Literature Evaluation Table

Literature Evaluation Table
In nursing practice, accurate identification and application of research is essential to achieving successful outcomes. Being able to articulate the information and successfully summarize relevant peer-reviewed articles in a scholarly fashion helps to support the student’s ability and confidence to further develop and synthesize the progressively more complex assignments that constitute the components of the course change proposal capstone project.

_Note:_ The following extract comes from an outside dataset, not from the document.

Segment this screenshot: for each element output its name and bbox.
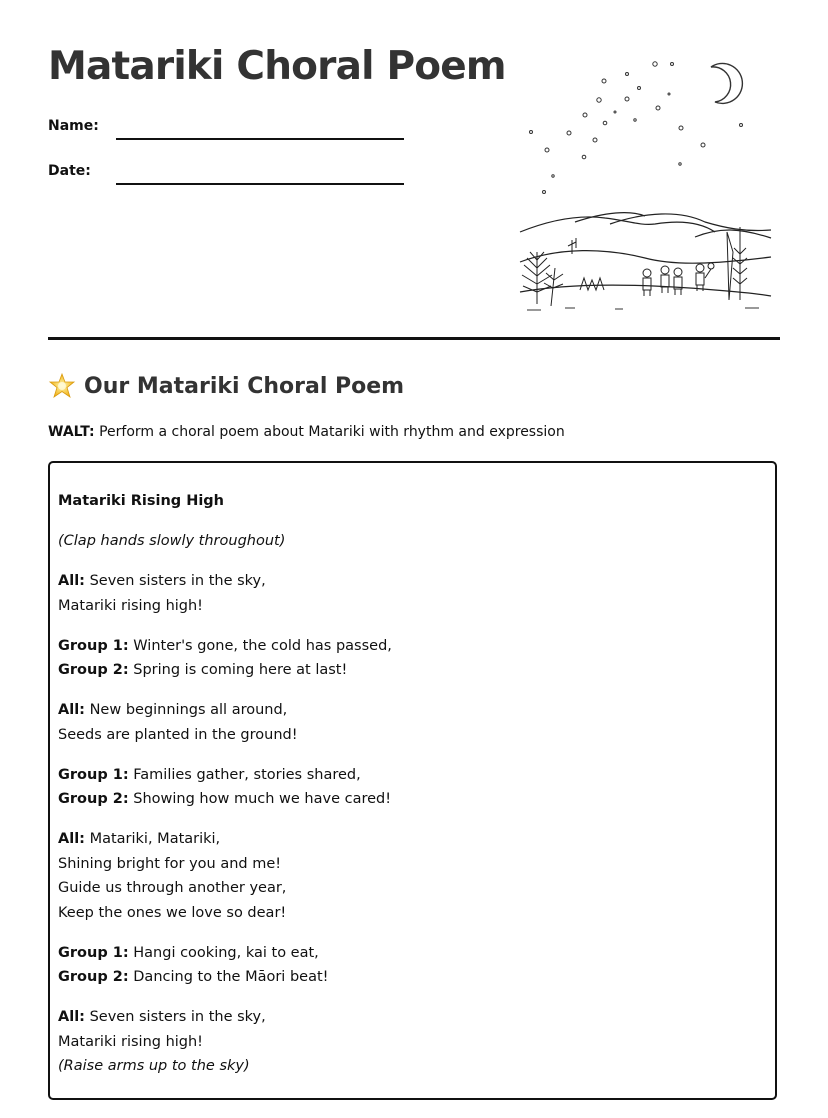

For this assignment, the student will provide a synopsis of eight peer-reviewed articles from nursing journals using an evaluation table that determines the level and strength of evidence for each of the eight articles. The articles should be current within the last 5 years and closely relate to the PICOT statement developed earlier in this course. The articles may include quantitative research, descriptive analyses, longitudinal studies, or meta-analysis articles. A systematic review may be used to provide background information for the purpose or problem identified in the proposed capstone project. Use the “Literature Evaluation Table” resource to complete this assignment.(Attached)
This assignment uses a rubric. Please review the rubric prior to beginning the assignment to become familiar with the expectations for successful completion.